Eu acho que a comida está ligada ao afeto. A primeira coisa que a gente aprende na vida é comer. Eu acho que as pessoas sentem muito isso, a comida ligada ao afeto porque eu trabalho muito com a coisa das memórias… Eu sempre achei essencial fazer uma comida que nem a da casa da gente, acho que isso acaba criando essa conexão… Aí até esse respeito que eu procuro desenvolver e tratar também com a nossa história, acho que é uma conjunção de coisas que faz com que as pessoas tenham muito essa percepção.

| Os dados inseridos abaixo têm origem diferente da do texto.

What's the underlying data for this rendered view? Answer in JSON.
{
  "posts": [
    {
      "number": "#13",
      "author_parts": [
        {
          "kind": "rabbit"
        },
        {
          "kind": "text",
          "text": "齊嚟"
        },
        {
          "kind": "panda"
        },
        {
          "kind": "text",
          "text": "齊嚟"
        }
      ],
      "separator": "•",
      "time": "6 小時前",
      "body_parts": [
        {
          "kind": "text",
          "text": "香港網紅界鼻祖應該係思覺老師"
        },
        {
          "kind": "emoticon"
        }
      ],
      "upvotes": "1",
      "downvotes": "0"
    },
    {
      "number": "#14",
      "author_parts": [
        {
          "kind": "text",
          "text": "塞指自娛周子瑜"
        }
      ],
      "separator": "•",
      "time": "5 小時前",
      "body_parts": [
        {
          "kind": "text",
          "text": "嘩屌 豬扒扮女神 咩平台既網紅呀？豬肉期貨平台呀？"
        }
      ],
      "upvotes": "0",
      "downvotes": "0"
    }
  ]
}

5) Essa intenção que aparece nas redes sociais do seu restaurante está muito ligada à comida mineira e a comida como lugar do afeto, enquanto se formos pensar em uma cozinha gastronômica internacional, ela talvez separe um pouco esse lugar do afeto da comida. Portanto, te pergunto se a base da nossa cozinha mineira é o afeto ou será essa cozinha mais pé no chão, agroecológica, sazonal que necessariamente vai ser mais afetiva?

Eu acho que [são] as duas coisas, porque o mineiro é muito hospitaleiro, ainda que seja uma construção que a gente foi reforçando, essa característica do mineiro ser hospitaleiro, de abrir as portas da casa, de receber, de fazer questão, de oferecer um cafezinho… ‘Eu vou oferecer um cafezinho para vocês agora e se não aceitar é desfeita’… Eu acho que a gente cultivou esses hábitos e o mineiro tem muito disso mesmo, nós fomos educados dessa forma. A minha mãe mesmo, eu digo que ela não gostava de cozinhar, mas era cozinhando que ela demonstrava afeto.
6) Vejo que você coloca sua cara nas redes sociais. Tem muitas fotos suas com os alimentos. Como que é para você compartilhar a sua experiência pelas redes?

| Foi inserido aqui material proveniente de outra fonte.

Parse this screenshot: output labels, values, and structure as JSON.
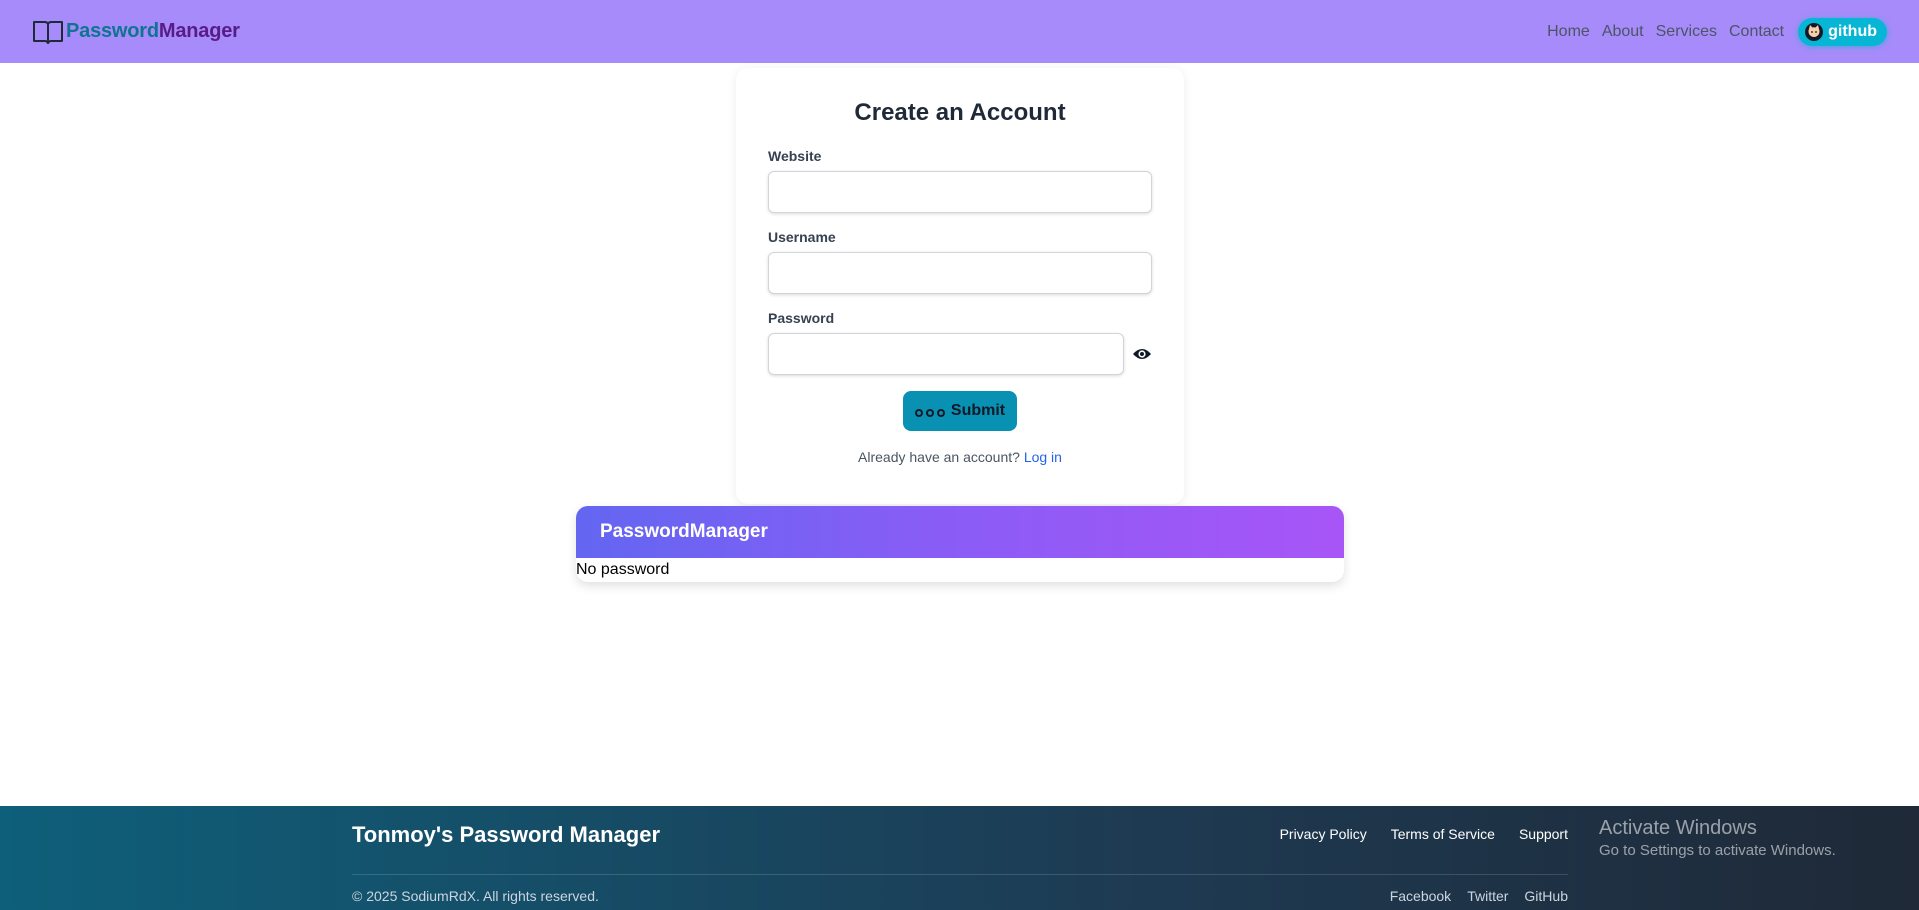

No começo foi necessário, eu queria falar, eu queria mostrar que “ó, sou eu que tô aqui, eu tô fazendo!”. Eu te juro que eu não pensei “vou me exibir”, “vou aparecer”, até porque foi muito natural… Eu acho isso meio louco, mas é tão espontâneo, porque quando eu comecei eu queria mostrar as coisas que estavam chegando aqui… Chegava aquele tanto de verdura, esse negócio lindo! Eu queria é que as pessoas vissem, entendessem o que era aquilo! Entender que era exatamente isso que eu ia colocar no prato delas!

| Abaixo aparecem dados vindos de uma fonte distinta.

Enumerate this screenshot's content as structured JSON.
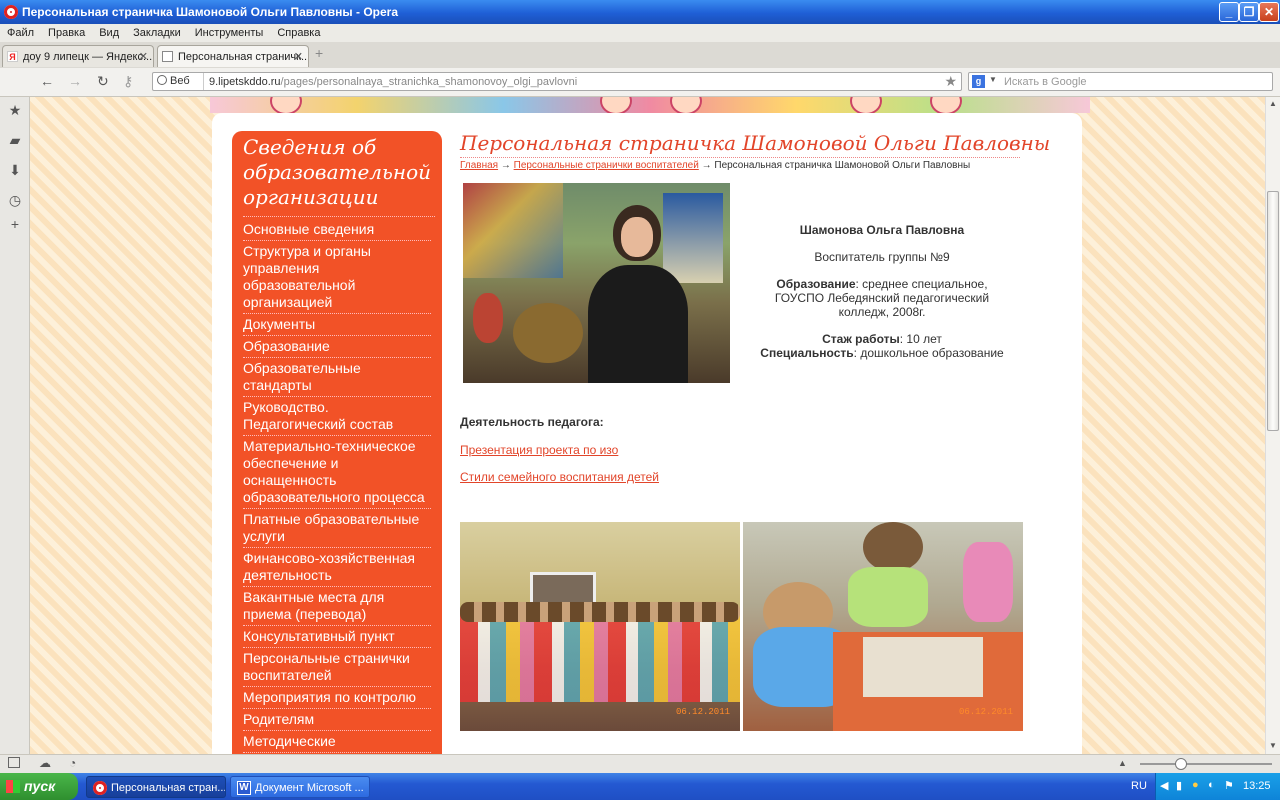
{
  "window": {
    "title": "Персональная страничка Шамоновой Ольги Павловны - Opera"
  },
  "menubar": [
    "Файл",
    "Правка",
    "Вид",
    "Закладки",
    "Инструменты",
    "Справка"
  ],
  "tabs": [
    {
      "label": "доу 9 липецк — Яндекс..."
    },
    {
      "label": "Персональная страничк..."
    }
  ],
  "address": {
    "mode": "Веб",
    "url_host": "9.lipetskddo.ru",
    "url_path": "/pages/personalnaya_stranichka_shamonovoy_olgi_pavlovni"
  },
  "search": {
    "placeholder": "Искать в Google"
  },
  "sidebar": {
    "heading": "Сведения об образовательной организации",
    "items": [
      "Основные сведения",
      "Структура и органы управления образовательной организацией",
      "Документы",
      "Образование",
      "Образовательные стандарты",
      "Руководство. Педагогический состав",
      "Материально-техническое обеспечение и оснащенность образовательного процесса",
      "Платные образовательные услуги",
      "Финансово-хозяйственная деятельность",
      "Вакантные места для приема (перевода)",
      "Консультативный пункт",
      "Персональные странички воспитателей",
      "Мероприятия по контролю",
      "Родителям",
      "Методические"
    ]
  },
  "page": {
    "title": "Персональная страничка Шамоновой Ольги Павловны",
    "breadcrumb": {
      "home": "Главная",
      "arrow": "→",
      "section": "Персональные странички воспитателей",
      "current": "Персональная страничка Шамоновой Ольги Павловны"
    },
    "profile": {
      "name": "Шамонова Ольга Павловна",
      "position": "Воспитатель группы №9",
      "education_label": "Образование",
      "education_value": ": среднее специальное, ГОУСПО Лебедянский педагогический колледж, 2008г.",
      "experience_label": "Стаж работы",
      "experience_value": ": 10 лет",
      "specialty_label": "Специальность",
      "specialty_value": ": дошкольное образование"
    },
    "activity_heading": "Деятельность педагога:",
    "links": [
      "Презентация проекта по изо",
      "Стили семейного воспитания детей"
    ],
    "photo_dates": [
      "06.12.2011",
      "06.12.2011"
    ]
  },
  "taskbar": {
    "start": "пуск",
    "tasks": [
      "Персональная стран...",
      "Документ Microsoft ..."
    ],
    "lang": "RU",
    "clock": "13:25"
  },
  "colors": {
    "accent": "#f25227",
    "title_red": "#e2452a"
  }
}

Às vezes, eu sou questionada para mostrar os pratos. Eu até mostro, mas isso tudo é uma estratégia que veio com os ingredientes. As coisas que chegam de Jaboticatubas, o cheiro… Na época das abóboras, você compra abóboras, mas você não sabe o que virá pra você. Se vai vir uma, duas, três… Às vezes vem uma abóbora cumprida, outra achatada. Você nunca sabe. E é divertido isso! É muito legal.

7) Você acredita que a internet interfere nas disputas narrativas sobre biodiversidade e o que entendemos como comida mineira?

Com certeza! A internet cria discursos, cria narrativas. Vai batendo na mesma tecla e vai criando aquilo, e você vai entrando, homogeneizando o que é a comida mineira… Você vai vendo as modas, a comida tem moda. Independente da internet, a comida tem moda.

8) Por fim, pra você, o que é comida mineira?

Essa é a pergunta que não quer calar! Muitas pessoas me perguntam isso, meu desafio hoje é mudar a cabeça e mudar o conceito do que que é comida. Antes de falar o que é comida mineira, é importante falar o que é comida, porque a comida não se resume em ingredientes e a pratos. Comida não é só isso. Comida é o que a gente escolhe, é como a gente faz, é como a gente serve, é como a gente se relaciona com aquela comida, como que a gente estabelece e se sente pertencente a um grupo a partir daquela comida.Pra mim, comida mineira é isso, é um conjunto de coisas. Esses pratos que foram elegidos como pratos típicos mineiros, é a forma que a gente abre a porta da casa e convida para entrar, é como a gente assenta na mesa e conversa e come com calma, é a forma de como a gente prepara a nossa comida, é um jeito de fazer a comida mesmo. É o jeito da gente falar, é as palavras que a gente escolhe, a gente tem um vocabulário. Por exemplo, mineiro não chama canjiquinha de quirela, isso não é a nossa canjiquinha. O vocabulário também compõe esse universo do que é a comida mineira. A minha batalha é ampliar essa nossa visão, entender que os ingredientes que a gente utiliza não exclusivos, outros lugares também utilizam esses mesmos ingredientes, mas a forma que a gente se relaciona com esses ingredientes é diferente. É nossa. Isso também faz toda a diferença.